One of the most difficult aspects of learning any sort of calligraphy is drawing a controlled straight line. Sounds easy, doesn’t it? You just put the pen on the paper, and pull it towards you as steadily as possible.
The truth is that it takes many hours of dedicated practice to be able to control a pen like that, particularly when writing blackletter or other styles of gothic fonts.
In this post, we’ll explore how to control the pen to draw a variety of common straight blackletter calligraphy downstrokes.
4 Steps to Executing Straight Downstrokes
There are several tips and techniques that you can leverage to improve your consistency when performing straight downstrokes.
1. Position Yourself to be Comfortably Stable
One factor to drawing a well-executed stroke is ensuring stabilization. You want to make sure you’re not straining your body in an uncomfortable or unbalanced way that might inhibit your writing ability.
In my previous post about calligraphy posture, I wrote about optimizing your calligraphy output by practicing good positioning habits while writing.

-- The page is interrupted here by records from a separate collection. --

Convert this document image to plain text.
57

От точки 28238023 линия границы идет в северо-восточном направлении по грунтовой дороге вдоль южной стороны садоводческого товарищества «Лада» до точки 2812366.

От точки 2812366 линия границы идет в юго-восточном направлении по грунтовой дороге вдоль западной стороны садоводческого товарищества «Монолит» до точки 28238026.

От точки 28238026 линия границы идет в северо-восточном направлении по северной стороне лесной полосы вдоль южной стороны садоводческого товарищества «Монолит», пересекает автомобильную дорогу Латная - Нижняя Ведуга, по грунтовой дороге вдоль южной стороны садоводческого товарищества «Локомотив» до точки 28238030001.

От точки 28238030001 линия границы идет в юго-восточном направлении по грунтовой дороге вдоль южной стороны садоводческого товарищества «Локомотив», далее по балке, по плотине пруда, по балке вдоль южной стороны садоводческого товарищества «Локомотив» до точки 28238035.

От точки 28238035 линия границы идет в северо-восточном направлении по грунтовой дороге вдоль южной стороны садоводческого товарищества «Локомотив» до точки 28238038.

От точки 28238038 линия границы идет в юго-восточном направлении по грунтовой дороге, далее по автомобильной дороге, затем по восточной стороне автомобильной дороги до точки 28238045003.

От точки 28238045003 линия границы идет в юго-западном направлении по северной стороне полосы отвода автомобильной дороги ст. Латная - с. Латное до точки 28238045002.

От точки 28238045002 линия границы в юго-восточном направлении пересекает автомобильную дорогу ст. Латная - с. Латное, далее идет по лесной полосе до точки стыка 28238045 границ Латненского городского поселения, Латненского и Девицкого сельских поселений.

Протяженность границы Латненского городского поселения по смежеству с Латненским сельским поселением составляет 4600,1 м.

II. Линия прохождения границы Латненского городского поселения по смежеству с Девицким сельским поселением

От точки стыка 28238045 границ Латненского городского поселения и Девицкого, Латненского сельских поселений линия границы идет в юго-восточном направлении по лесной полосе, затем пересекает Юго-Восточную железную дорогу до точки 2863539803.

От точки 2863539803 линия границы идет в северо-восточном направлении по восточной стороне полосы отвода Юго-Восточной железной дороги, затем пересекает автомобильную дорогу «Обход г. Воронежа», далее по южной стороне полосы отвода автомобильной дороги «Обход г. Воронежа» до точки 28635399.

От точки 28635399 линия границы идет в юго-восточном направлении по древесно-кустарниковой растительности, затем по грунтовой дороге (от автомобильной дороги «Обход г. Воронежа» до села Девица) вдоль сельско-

This includes maintaining a straight posture while keeping both feed planted on the floor, and not hunching over your work too far. Your elbows should be able to bend at a right angle (90º) with both forearms resting on your writing surface.
You should hold your pen as close to the nib as possible without your fingers getting in the way. This allows you to hold the pen firmly with control and precision.
Finally make sure your torso isn’t twisted at an angle. You want to be facing your work straight on. If you’re an overwriter, or write in such a way that you twist your wrist or rotate the page, that’s fine. Just make sure your body is resting in a comfortable, planted position that absorbs the pressing of your pen.
2. Use Guides
As we’ve said many times, there’s nothing wrong with using guides. It’s not cheating.
For straight downstrokes, you don’t need any sort of special guide. Just use a ruler to draw lines that are perfectly perpendicular to the baseline of your page. Alternatively, you can use gridded paper.
3. Maintain Angle Consistency
Wobbly downstrokes are typically the result of holding the pen too firmly or not holding the pen firmly enough. I find the more I pay attention to maintaining a consistent angle, the straighter my line turns out.
Make sure you’re not inadvertently twisting the pen’s nib as you draw your downstroke. If you’re executing on a straight line, even the slightest shift in angle can produce an inconsistent line.
4. Use Your Eyes
I’m not suggesting you’re closing your eyes while doing calligraphy! However, we often tend to focus too much on the nib of our pen as we’re writing instead of focusing on where the pen will end up.
Once you become comfortable holding your pen with the right amount of firmness and can maintain its angle, start directing your attention to the future of your stroke. In other words, look a couple centimeters ahead of where you are at during your stroke up until the point in which you complete the stroke.
When practicing your strokes, or warming up for a long calligraphy session, you might find it helpful to practice a variety of the following down strokes.
The first downstroke is a classic stem from the Textura (Texturalis Quadrata) style of blackletter. It is simply a straight line with the pen held at ~45º degrees. In the second stroke, I’ve added a quad (diamond) stroke. This is a common treatment of many minuscule letterforms in the Textura alphabet.
The other 2 downstrokes are derived from the Fraktur style of blackletter and can be broken apart into two different parts (far right example), similarly to the Textura versions.